Levantó la mirada a los campos que se extendían tan lejos que no los alcanzaba ver todos. La tierra había sido cultivada durante un par de días. Estaba lista y en espera de granos de maíz púrpura cubiertos con insecticida que serían colocados donde pronto aparecería cada nuevo tallo de maíz.

No había sembrado antes debido al clima. Por supuesto, nunca había una forma de estar seguro de que una helada no llegaría a estas alturas del año y arruinaría la cosecha. Recordó en ese momento una tormenta de nieve monstruosa de abril que ocurrió en los años 70 que tomó a su padre por sorpresa. Pero a lo que George sintió un soplo de aire caliente y vio unas nubes altas en el cielo, se sintió muy seguro de que todo saldría bien.

“Hoy es el día”, pensó.

Mientras George estaba allí mirando, su ayudante Duke Russo llegó conduciendo un tractor que arrastraba una sembradora de doce metros de largo detrás de él. La sembradora sembraría dieciséis filas a la vez, a setenta y seis centímetros de distancia, un grano a la vez, depositaría abono sobre cada uno, cubriría la semilla y seguiría adelante.

Los hijos de George, Roland y Jasper, habían estado de pie en el campo a la espera de la llegada del tractor, y se dirigían hacia él mientras retumbaba a lo largo de un lado del campo. George sonrió. Duke y los muchachos hacían un buen equipo. No había necesidad de que George se quedara para la siembra. Saludó a los tres hombres con la mano y luego se volvió para regresar a su camioneta.

Pero ese parche extraño de tierra cerca de la carretera le llamó la atención de nuevo. ¿Qué estaba mal? ¿El arado cincel había pasado por alto ese parche? No lo creía posible.

Tal vez una marmota había estado cavando allí.

Pero a lo que se acercó al lugar, vio que ninguna marmota había hecho esto. No había ninguna abertura, y el suelo había sido aplanado.

Parecía que algo había sido enterrado allí.

George gruñó por lo bajo. Algunos vándalos y bromistas a veces le causaban problemas. Hace un par de años, algunos niños del pueblo cercano de Angier robaron un tractor y lo usaron para derribar un cobertizo. Más recientemente, otros habían pintado obscenidades con spray sobre las cercas y paredes e incluso su ganado.

Era exasperante, e hiriente.

George no tenía idea de por qué los niños se esforzaban tanto por darle problemas. Nunca les había hecho ningún daño. Había reportado los incidentes a Joe Sinard, el jefe de policía de Angier, pero nunca se hizo nada al respecto.

“¿Ahora qué hicieron estos bastardos?”, dijo en voz alta, tocando el suelo con el pie.

Supuso que debía averiguarlo. Lo que estaba enterrado aquí podría destruir su equipo.

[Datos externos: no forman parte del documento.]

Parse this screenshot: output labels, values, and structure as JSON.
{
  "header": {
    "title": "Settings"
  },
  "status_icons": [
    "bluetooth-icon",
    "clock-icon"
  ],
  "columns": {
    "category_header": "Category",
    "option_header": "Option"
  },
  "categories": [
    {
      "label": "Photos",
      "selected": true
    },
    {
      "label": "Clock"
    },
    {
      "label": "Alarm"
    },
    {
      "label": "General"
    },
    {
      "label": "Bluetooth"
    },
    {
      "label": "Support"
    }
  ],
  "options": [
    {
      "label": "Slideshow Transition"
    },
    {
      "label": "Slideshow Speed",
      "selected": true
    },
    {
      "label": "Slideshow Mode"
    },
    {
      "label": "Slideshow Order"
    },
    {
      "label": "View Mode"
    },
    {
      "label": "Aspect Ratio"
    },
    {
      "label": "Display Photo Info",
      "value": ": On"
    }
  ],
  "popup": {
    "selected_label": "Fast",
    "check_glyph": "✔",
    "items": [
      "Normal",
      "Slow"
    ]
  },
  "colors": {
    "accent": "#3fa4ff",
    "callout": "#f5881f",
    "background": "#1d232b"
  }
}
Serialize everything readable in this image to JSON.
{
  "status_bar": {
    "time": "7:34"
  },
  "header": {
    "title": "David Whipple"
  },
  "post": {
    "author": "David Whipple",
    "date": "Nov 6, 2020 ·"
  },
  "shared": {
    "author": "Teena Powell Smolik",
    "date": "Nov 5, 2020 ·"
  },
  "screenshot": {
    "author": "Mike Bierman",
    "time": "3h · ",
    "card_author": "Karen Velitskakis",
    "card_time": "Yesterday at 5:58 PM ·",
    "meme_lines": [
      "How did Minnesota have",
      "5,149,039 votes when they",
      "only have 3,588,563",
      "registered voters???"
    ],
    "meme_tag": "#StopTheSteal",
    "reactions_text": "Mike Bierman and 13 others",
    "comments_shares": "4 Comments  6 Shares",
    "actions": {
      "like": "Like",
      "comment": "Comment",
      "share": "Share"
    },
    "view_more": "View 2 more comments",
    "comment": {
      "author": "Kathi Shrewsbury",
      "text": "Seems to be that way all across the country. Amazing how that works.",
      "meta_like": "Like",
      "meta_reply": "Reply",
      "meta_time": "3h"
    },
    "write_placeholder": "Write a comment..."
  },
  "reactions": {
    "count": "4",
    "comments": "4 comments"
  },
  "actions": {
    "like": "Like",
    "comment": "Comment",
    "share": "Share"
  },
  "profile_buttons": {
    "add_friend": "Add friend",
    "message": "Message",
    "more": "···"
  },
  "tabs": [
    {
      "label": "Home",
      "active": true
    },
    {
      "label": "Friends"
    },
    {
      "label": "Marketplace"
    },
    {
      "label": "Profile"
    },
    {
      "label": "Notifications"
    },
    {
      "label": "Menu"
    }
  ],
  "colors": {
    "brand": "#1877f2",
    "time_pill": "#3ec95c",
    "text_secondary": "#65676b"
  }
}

Se volvió hacia su tripulación y agitó una mano para que Duke detuviera el tractor. Cuando él apagó el motor, George les gritó a sus hijos:

“Jasper, Roland, tráiganme la pala que está en el asiento del tractor”.

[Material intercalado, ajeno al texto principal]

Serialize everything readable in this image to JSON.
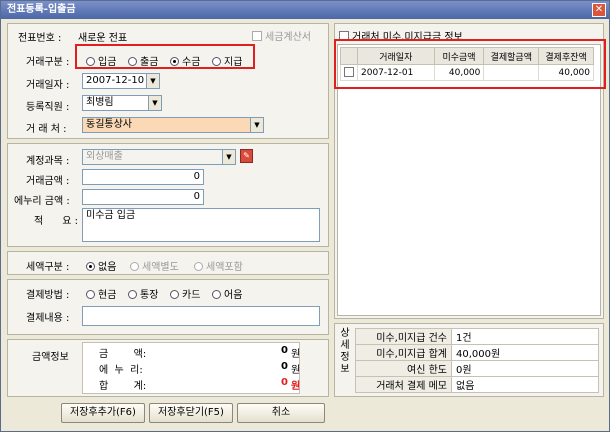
{
  "window": {
    "title": "전표등록-입출금",
    "close_icon": "close-icon"
  },
  "voucher": {
    "no_label": "전표번호 :",
    "no_value": "새로운 전표",
    "tax_invoice_label": "세금계산서",
    "type_label": "거래구분 :",
    "type_options": [
      "입금",
      "출금",
      "수금",
      "지급"
    ],
    "type_selected": "수금",
    "date_label": "거래일자 :",
    "date_value": "2007-12-10",
    "staff_label": "등록직원 :",
    "staff_value": "최병림",
    "client_label": "거 래 처 :",
    "client_value": "동길통상사"
  },
  "account": {
    "subject_label": "계정과목 :",
    "subject_value": "외상매출",
    "amount_label": "거래금액 :",
    "amount_value": "0",
    "enuri_label": "에누리 금액 :",
    "enuri_value": "0",
    "memo_label": "적      요 :",
    "memo_value": "미수금 입금"
  },
  "tax": {
    "label": "세액구분 :",
    "options": [
      "없음",
      "세액별도",
      "세액포함"
    ],
    "selected": "없음"
  },
  "payment": {
    "method_label": "결제방법 :",
    "methods": [
      "현금",
      "통장",
      "카드",
      "어음"
    ],
    "detail_label": "결제내용 :",
    "detail_value": ""
  },
  "amount_info": {
    "title": "금액정보",
    "rows": [
      {
        "label": "금        액:",
        "value": "0",
        "unit": "원",
        "color": "#000000"
      },
      {
        "label": "에  누  리:",
        "value": "0",
        "unit": "원",
        "color": "#000000"
      },
      {
        "label": "합        계:",
        "value": "0",
        "unit": "원",
        "color": "#e02020"
      }
    ]
  },
  "buttons": {
    "save_add": "저장후추가(F6)",
    "save_close": "저장후닫기(F5)",
    "cancel": "취소"
  },
  "receivable": {
    "title": "거래처 미수,미지급금 정보",
    "columns": [
      "거래일자",
      "미수금액",
      "결제할금액",
      "결제후잔액"
    ],
    "rows": [
      {
        "date": "2007-12-01",
        "unpaid": "40,000",
        "to_pay": "",
        "balance": "40,000"
      }
    ]
  },
  "summary": {
    "side_label": "상세정보",
    "rows": [
      {
        "key": "미수,미지급 건수",
        "value": "1건"
      },
      {
        "key": "미수,미지급 합계",
        "value": "40,000원"
      },
      {
        "key": "여신 한도",
        "value": "0원"
      },
      {
        "key": "거래처 결제 메모",
        "value": "없음"
      }
    ]
  }
}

“¿Qué pasa, papá?”, respondió Jasper.

“No sé. Solo hazlo”.

Un momento más tarde, Duke y los chicos estaban caminando hacia él. Jasper le entregó una pala a su padre.

Mientras el grupo observaba con curiosidad, George empezó a meter la pala en el suelo. Mientras lo hacía, un olor extraño y agrio se encontró con sus fosas nasales.

Sintió una oleada de temor instintivo.

“¿Qué demonios hay aquí?”, pensó.

Sacó bastante tierra con la pala hasta que chocó con algo sólido, pero suave.

Cavó con más cuidado, tratando de destapar lo que fuera. Pronto algo pálido apareció a la vista.

A George le tomó unos minutos entender lo que era.

“¡Dios mío!”, exclamó, con el estómago revuelto de horror.

Era una mano, la mano de una mujer joven.